Affiliate agrees to refrain from disclosing NEFLINK’s confidential information or the Advertiser’s confidential information (including but not limited to commission rates, conversion rates, email addresses, fees, and identities of Advertisers) to any third-Party without prior written permission from NEFLINK.
16. INTELLECTUAL PROPERTY RIGHTS
16.1. You may not alter, modify, copy, lease, trade in services, trademarks, copyrights, patents, technology, graphics, materials, trade secrets, tools, etc. owned by NEFLINK in any way without the prior written consent of NEFLINK.
16.2. Your use of the service will be governed by and subject to laws and regulations relating to intellectual property rights. You represent and warrant that you comply with the laws relating to intellectual property rights, and you will be solely responsible for any violations of any relevant laws and any violations with third-party.
16.2. NEFLINK is absolutely not responsible for any infringement of intellectual property rights when using the materials, tools, and information you provide to NEFLINK.

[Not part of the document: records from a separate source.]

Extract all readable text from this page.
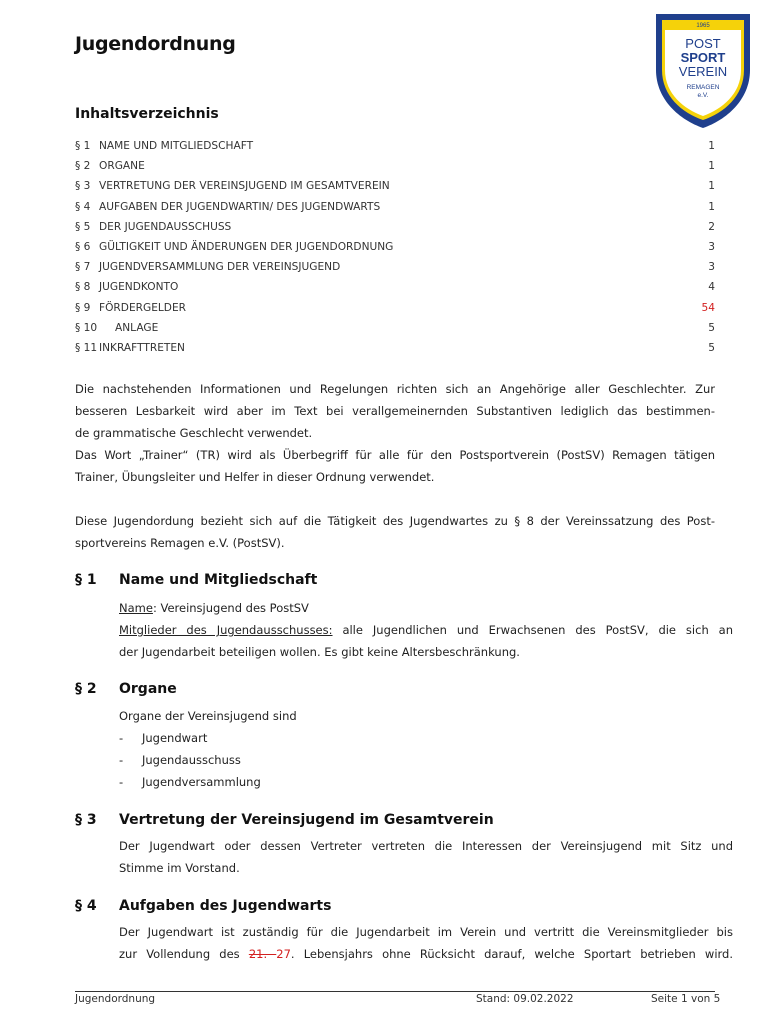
Jugendordnung
1965
POST
SPORT
VEREIN
REMAGEN
e.V.
Inhaltsverzeichnis
§ 1 NAME UND MITGLIEDSCHAFT	1
§ 2 ORGANE	1
§ 3 VERTRETUNG DER VEREINSJUGEND IM GESAMTVEREIN	1
§ 4 AUFGABEN DER JUGENDWARTIN/ DES JUGENDWARTS	1
§ 5 DER JUGENDAUSSCHUSS	2
§ 6 GÜLTIGKEIT UND ÄNDERUNGEN DER JUGENDORDNUNG	3
§ 7 JUGENDVERSAMMLUNG DER VEREINSJUGEND	3
§ 8 JUGENDKONTO	4
§ 9 FÖRDERGELDER	54
§ 10 ANLAGE	5
§ 11 INKRAFTTRETEN	5
Die nachstehenden Informationen und Regelungen richten sich an Angehörige aller Geschlechter. Zur
besseren Lesbarkeit wird aber im Text bei verallgemeinernden Substantiven lediglich das bestimmen-
de grammatische Geschlecht verwendet.
Das Wort „Trainer“ (TR) wird als Überbegriff für alle für den Postsportverein (PostSV) Remagen tätigen
Trainer, Übungsleiter und Helfer in dieser Ordnung verwendet.
Diese Jugendordung bezieht sich auf die Tätigkeit des Jugendwartes zu § 8 der Vereinssatzung des Post-
sportvereins Remagen e.V. (PostSV).
§ 1 Name und Mitgliedschaft
Name: Vereinsjugend des PostSV
Mitglieder des Jugendausschusses: alle Jugendlichen und Erwachsenen des PostSV, die sich an
der Jugendarbeit beteiligen wollen. Es gibt keine Altersbeschränkung.
§ 2 Organe
Organe der Vereinsjugend sind
- Jugendwart
- Jugendausschuss
- Jugendversammlung
§ 3 Vertretung der Vereinsjugend im Gesamtverein
Der Jugendwart oder dessen Vertreter vertreten die Interessen der Vereinsjugend mit Sitz und
Stimme im Vorstand.
§ 4 Aufgaben des Jugendwarts
Der Jugendwart ist zuständig für die Jugendarbeit im Verein und vertritt die Vereinsmitglieder bis
zur Vollendung des 21. 27. Lebensjahrs ohne Rücksicht darauf, welche Sportart betrieben wird.
Jugendordnung	Stand: 09.02.2022	Seite 1 von 5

NEFLINK reserves the right to withhold payment and take appropriate legal action to cover its damages against any Affiliate that violates the terms of this Agreement or breaches the representations and warranties set forth in this Agreement or commits fraudulent activity against NEFLINK. Except as otherwise specified, the rights and remedies granted to a Party under the Agreement are cumulative and in addition to, not instead of, any other rights and remedies which the Party may possess at law or in equity.
18. APPLICABLE LAW AND DISPUTE RESOLUTION
18.1. This Agreement shall be construed and governed by the laws of Vietnam. In the event that any lawsuit, action, or other legal proceeding is brought against either Party in connection with the Agreement, each Party shall submit to the competent court located in Ho Chi Minh City, Vietnam, and agrees to comply with all requirements necessary to provide the court with such jurisdiction.
18.2. In the event of a claim, the losing Party shall bear all costs associated with the claim, attorneys, courts, etc., for both Parties.
19. GENERAL AGREEMENTS
19.1. Business days are working days of the week, excluding weekends such as Saturdays and Sundays or public holidays. If notice is sent within 5 (five) business days, weekends or holidays will not be counted.
19.2. This Agreement comes into effect on the day NEFLINK announces that your Affiliate account is accepted.